Valentia Island in Kerry has been selected as a location for a study exploring the role of hydrogen in decarbonising energy.

The research will particularly focus on the use cases in the area of the marine, but the potential for business and other transport methods will also be explored.

The H2ORIZON study will be funded by the Brussels-based Clean Hydrogen Partnership and will be conducted by hydrogen consultants.

"What we are looking to introduce is a fundamental shift in how we think about decarbonisation," said Colum O'Connell, chairman of the Valentia Island Energy Group.

"Other governments around the world recognise the opportunities hydrogen can bring and are developing strategies to develop green hydrogen."

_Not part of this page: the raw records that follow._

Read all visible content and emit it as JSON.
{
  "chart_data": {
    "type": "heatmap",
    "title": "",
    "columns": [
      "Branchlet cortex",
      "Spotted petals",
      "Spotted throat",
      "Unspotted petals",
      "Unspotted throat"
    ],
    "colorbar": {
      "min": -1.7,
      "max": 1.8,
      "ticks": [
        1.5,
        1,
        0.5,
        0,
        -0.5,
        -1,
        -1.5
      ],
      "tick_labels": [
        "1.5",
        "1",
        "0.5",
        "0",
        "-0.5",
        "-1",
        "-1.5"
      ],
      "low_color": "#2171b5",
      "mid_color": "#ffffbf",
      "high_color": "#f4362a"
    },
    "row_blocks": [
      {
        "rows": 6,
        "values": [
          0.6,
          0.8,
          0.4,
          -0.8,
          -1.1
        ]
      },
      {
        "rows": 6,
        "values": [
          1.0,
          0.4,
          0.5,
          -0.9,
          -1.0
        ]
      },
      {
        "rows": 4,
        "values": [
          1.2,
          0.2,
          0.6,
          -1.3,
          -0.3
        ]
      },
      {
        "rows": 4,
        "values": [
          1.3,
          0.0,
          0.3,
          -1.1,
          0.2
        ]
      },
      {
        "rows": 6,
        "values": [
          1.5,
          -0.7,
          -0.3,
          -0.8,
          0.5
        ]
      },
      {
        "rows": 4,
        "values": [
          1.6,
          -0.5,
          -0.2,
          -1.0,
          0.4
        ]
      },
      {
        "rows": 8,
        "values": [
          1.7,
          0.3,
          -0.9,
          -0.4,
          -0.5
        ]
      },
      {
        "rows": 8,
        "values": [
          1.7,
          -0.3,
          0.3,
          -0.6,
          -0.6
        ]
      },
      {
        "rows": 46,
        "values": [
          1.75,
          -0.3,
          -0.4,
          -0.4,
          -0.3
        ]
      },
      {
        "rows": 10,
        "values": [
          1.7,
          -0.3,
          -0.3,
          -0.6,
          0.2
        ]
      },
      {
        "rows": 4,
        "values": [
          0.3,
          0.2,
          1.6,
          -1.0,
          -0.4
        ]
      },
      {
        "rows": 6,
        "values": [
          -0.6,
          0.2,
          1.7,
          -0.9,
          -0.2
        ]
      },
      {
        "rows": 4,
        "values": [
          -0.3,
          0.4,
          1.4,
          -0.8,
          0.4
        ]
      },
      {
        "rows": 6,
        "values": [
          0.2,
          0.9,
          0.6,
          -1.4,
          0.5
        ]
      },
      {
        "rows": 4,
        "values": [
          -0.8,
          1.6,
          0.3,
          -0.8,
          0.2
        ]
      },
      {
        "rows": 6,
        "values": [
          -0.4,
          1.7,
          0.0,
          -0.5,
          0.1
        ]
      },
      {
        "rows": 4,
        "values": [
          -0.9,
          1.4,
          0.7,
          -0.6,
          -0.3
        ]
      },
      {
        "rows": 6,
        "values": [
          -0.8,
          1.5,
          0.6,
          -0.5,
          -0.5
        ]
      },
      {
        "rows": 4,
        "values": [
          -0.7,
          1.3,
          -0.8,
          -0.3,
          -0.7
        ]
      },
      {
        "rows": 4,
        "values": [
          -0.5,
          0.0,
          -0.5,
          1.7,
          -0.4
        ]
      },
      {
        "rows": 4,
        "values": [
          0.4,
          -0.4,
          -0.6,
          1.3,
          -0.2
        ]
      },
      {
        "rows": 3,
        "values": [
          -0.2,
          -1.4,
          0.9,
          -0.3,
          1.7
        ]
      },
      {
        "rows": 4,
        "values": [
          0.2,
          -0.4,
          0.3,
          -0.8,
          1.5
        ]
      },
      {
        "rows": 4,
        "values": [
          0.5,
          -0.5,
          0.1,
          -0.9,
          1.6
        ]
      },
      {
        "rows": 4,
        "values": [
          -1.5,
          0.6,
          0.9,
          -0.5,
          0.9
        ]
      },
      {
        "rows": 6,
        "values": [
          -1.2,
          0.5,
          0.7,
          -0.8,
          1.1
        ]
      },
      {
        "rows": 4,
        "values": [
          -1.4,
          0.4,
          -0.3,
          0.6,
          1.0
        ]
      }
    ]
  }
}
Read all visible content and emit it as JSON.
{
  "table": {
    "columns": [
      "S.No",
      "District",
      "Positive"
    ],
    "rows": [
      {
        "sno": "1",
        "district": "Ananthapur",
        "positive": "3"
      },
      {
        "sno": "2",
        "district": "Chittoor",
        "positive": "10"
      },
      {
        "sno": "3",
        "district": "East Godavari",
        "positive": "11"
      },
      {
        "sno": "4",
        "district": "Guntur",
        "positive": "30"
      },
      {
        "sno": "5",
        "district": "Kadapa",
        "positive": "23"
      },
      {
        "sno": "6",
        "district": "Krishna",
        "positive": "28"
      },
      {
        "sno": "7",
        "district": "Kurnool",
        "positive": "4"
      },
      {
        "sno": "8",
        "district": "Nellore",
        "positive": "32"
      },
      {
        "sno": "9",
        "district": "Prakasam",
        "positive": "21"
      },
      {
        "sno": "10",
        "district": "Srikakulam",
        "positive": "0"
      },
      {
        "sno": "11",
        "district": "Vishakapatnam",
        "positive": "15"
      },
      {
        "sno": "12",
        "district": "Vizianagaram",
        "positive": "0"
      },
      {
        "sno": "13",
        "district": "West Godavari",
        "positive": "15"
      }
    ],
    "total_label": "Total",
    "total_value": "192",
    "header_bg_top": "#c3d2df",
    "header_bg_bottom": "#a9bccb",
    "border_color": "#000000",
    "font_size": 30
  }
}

Mr O'Connell added that the Government’s Climate Action Plan 2023 includes specific actions to enable the use of hydrogen across industry, enterprise and transport.

"However, we need more clarity at national level on what our strategy is," he said.

The research will look at opportunities where hydrogen produced from renewable energy can complement the role of electrification in decarbonising Valentia Island.

Examples might include offering green hydrogen infrastructure for tourism and marine transport and powering industry such as the local distillery.

"A key part of our Net Zero by 2040 strategy is the production and storage of zero carbon electricity and green hydrogen from our growing portfolio of wind and solar generation," Aodhan McAleer, Hydrogen Manager at ESB, which is working with the consultants.

"As such, projects such as this in Valentia Island are critical to learning how our future energy system will work and benefit key industries such as marine transport as well as providing back-up generation."

In total 15 regions, including Valentia, have been selected to take part in the study.